You can't compare strings with == (just like you can't assign strings with = ), use:

if ( strcmp( first_string, second_string) == 0 )

You can't compare strings with == (just like you can't assign strings with = ), use:

if ( strcmp( first_string, second_string) == 0 )

yes you can asign them with =, try this

char *test = new char [100];
test = "this works";

p.s. i tried what you said and it work.

(Ah, my bad, forgot that you could with char * = rather than with char [] which requires strcpy.)

>yes you can asign them with =, try this
Brilliant Holmes, nice memory leak you've got there. First you assign memory to a pointer, then you reseat the pointer to a string literal, thus losing a reference to the memory you just allocated.

You need to figure out the difference between an array, a pointer, and a string before trying stuff like that.
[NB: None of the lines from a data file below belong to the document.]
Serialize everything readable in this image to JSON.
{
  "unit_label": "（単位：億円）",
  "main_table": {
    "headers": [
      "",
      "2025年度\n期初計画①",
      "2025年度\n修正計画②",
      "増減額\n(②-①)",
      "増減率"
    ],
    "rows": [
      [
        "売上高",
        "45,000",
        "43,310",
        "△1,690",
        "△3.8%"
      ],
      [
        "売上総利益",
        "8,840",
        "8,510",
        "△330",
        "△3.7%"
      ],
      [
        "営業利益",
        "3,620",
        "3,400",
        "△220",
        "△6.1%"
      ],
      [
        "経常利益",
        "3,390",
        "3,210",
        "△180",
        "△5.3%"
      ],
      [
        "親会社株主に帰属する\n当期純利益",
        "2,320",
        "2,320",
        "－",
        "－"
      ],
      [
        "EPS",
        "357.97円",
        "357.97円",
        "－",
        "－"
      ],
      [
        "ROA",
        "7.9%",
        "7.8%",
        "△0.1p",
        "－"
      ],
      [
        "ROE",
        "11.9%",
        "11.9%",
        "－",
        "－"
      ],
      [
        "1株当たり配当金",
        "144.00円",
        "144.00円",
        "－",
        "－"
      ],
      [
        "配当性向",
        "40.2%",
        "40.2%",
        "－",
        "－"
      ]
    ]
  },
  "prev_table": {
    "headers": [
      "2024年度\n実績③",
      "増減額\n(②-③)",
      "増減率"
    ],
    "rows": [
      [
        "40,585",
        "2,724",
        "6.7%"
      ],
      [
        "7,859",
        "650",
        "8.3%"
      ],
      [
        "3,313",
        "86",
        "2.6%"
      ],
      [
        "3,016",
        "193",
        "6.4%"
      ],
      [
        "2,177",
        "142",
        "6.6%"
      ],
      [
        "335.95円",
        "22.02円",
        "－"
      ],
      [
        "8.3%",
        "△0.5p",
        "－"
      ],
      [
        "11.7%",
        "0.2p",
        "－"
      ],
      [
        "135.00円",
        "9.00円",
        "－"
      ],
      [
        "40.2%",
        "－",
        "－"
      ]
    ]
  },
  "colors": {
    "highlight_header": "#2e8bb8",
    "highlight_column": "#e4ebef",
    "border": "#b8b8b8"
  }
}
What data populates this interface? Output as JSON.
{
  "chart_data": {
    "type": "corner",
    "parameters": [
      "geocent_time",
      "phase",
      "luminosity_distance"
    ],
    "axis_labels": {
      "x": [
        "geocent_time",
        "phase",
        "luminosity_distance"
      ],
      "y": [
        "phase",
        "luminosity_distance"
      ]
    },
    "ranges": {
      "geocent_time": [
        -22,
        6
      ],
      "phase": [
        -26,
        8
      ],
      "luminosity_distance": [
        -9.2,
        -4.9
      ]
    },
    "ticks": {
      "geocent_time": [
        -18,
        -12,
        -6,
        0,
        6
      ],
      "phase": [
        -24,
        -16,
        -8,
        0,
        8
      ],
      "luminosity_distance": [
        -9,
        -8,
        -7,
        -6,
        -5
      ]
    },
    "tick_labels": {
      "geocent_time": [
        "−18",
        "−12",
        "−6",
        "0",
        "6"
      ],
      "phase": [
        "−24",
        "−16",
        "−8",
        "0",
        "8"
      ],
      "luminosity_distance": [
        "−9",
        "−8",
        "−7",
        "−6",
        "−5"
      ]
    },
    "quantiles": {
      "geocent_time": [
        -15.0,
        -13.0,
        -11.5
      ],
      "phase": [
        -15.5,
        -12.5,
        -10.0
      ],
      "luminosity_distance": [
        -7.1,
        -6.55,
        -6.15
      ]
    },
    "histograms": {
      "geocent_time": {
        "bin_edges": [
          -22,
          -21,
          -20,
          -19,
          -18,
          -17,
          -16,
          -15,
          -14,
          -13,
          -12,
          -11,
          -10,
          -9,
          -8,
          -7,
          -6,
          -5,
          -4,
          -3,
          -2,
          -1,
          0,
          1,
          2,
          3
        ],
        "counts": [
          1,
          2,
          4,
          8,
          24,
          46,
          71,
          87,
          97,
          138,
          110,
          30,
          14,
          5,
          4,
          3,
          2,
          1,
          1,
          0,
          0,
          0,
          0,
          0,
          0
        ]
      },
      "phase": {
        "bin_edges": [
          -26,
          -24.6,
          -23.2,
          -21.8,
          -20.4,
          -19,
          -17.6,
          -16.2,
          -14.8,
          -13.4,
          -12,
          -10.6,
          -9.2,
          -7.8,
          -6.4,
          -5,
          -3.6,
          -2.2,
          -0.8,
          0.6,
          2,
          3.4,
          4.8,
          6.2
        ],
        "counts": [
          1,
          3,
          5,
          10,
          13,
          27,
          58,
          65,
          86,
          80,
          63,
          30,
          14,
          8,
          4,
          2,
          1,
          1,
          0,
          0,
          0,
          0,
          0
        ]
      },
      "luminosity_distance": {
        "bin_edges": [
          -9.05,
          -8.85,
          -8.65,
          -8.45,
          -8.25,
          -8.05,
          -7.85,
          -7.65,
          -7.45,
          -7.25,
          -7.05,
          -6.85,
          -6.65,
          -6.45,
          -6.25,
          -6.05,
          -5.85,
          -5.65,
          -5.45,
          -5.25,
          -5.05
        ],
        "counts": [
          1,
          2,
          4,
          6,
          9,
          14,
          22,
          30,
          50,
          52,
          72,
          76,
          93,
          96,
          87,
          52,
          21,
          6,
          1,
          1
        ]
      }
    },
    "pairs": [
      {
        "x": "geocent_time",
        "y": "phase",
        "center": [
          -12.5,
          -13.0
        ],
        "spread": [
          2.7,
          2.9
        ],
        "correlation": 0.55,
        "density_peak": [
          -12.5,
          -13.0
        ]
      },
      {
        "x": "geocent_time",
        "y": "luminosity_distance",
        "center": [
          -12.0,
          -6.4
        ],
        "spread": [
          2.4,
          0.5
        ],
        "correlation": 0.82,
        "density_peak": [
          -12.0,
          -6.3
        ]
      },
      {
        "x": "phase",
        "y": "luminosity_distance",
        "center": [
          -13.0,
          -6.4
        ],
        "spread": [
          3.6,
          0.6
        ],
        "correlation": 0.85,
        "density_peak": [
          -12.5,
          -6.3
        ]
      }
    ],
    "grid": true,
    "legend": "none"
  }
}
yes you can asign them with =, try this

char *test = new char [100];
test = "this works";

That's not assigning a string. That's assigning a pointer (and a memory leak).

lol good point sorry.

When I run your programme using Dev C++ at the line

if (name == "silver") {

I add-watch to the comparison

name == "silver"

I get

name == {115's', 105'i', 108'l', 118'v', 101'e', 114'r', 0'\0'}

name occurs like C string and is delimited by '\0'. So name is "silver\0" but not "silver".